Photo: SPM Gruppe / picture alliance/dpa/SPM Gruppe

LNG opponents gathered from Friday to Sunday for a large protest rally on Rügen. During a day of action on Saturday against the planned terminal, some activists managed to overcome fences and climb onto pipes ready for the planned pipeline on the port area of Mukran. The demonstrators had left the protest march shortly before.

At first, the police did not succeed in deterring the activists from their plans. According to the police, a total of around 700 people took part in the demonstration, which began in Sassnitz. "This is roughly in line with our figures," said Charly Dietz, spokeswoman for the Ende Gelände group, which had called for the demonstration together with the citizens' initiative Lebenswertes Rügen and Fridays for Future. According to the spokeswoman, there were also scuffles with the police.

Dietz spoke on Sunday of a successful action. "With today's day of action, we have sent a clear signal: The expansion of fossil infrastructure is encountering a wide range of resistance." It was only on Thursday that Greenpeace activists blocked the pipeline laying vessel in the Bay of Greifswald that is to build the connection line for the terminal. Two applications by the Nature and Biodiversity Conservation Union (Nabu) and the German Environmental Aid (DUH), with which the environmental organisations each wanted to achieve a construction stop, were rejected by the Federal Administrative Court.

DIW study questions the necessity of the terminal

"Fossil gas is an accelerant of the climate crisis. 2023 will go down in history as the year in which climate collapse began," Dietz warned. 150 activists, including people in wheelchairs, managed to block a pipeline storage facility in the industrial port of Mukran. According to the police, they are investigating an initial suspicion of trespassing and possibly damage to property.

The local Green Youth supported the demonstration. The Green Federal Minister of Economics Robert Habeck, on the other hand, sees the terminal as part of the national energy security strategy. Last week in Rostock, he emphasized that Mukran is a large port where, in principle, industry actually belongs. "In this respect, of the difficult alternatives, it is certainly the best we have found." Even if the gas supply emergency has been averted, it has not been overcome.

Economist Christian von Hirschhausen reiterated his rejection of the expansion of the import infrastructure for liquefied natural gas (LNG) on Friday. This sabotages the energy transition. It is not a technical dispute, but a political one, said the expert of the German Institute for Economic Research at a press conference on Rügen. "And we're right." He warned that the federal government was getting lost. "There are neither energy nor industrial policy arguments for the development of the Mukran LNG project," says the DIW study commissioned by DUH.

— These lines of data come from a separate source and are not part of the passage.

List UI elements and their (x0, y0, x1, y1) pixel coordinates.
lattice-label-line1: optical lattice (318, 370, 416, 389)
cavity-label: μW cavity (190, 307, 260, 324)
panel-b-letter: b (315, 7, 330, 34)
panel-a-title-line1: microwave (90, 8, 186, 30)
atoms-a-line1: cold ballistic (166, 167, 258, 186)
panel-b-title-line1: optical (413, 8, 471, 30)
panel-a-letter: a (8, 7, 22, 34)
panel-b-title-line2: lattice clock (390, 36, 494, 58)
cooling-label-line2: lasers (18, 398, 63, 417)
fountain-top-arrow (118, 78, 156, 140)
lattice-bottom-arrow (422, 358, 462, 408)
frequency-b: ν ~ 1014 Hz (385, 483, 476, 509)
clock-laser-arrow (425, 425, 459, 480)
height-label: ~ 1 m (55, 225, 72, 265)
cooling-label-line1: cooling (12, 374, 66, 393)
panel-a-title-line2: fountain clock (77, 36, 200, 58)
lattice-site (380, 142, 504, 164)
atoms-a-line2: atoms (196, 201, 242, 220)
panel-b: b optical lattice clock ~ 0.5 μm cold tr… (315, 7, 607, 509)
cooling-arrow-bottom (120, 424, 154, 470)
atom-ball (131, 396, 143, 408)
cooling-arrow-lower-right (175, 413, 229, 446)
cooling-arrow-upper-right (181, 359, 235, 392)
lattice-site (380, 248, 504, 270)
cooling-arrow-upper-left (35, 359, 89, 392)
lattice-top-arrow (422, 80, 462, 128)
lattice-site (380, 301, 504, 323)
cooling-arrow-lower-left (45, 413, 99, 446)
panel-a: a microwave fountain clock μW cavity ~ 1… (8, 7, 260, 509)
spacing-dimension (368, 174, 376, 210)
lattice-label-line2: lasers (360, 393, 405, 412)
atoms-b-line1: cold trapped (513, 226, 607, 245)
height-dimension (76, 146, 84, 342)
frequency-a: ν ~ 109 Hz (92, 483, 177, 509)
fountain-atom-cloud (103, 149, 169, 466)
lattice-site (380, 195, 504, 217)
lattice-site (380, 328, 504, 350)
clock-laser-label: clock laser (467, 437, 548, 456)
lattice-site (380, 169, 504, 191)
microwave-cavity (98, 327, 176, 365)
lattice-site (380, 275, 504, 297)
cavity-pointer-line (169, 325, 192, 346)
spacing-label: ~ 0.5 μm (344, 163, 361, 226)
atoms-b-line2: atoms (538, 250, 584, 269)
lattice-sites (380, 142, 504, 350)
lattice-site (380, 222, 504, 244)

The federal government, on the other hand, argues, among other things, with the favorable grid connection in Lubmin, Western Pomerania, where Nord Stream 1 and 2 also land and large capacities are available for further distribution to the east and south, among others. Existing pipelines only allowed gas transport from West to East Germany to a limited extent. The infrastructure in the north and west of the country is working at full capacity. Therefore, feed-in capacities are needed in the east.

According to the will of the federal government, the controversial terminal should be able to go into operation next winter – a tight schedule. Approval procedures and work for the approximately 50-kilometre-long connecting pipeline are already underway. According to the Federal Ministry of Economics, a cold winter could again lead to rising gas prices and, in the worst case, a shortage. In addition, possible malfunctions would also have to be taken into account. In the event of shortages, Germany is also legally obliged to supply Eastern European countries, for example, if Russian deliveries from Ukraine fail to materialize.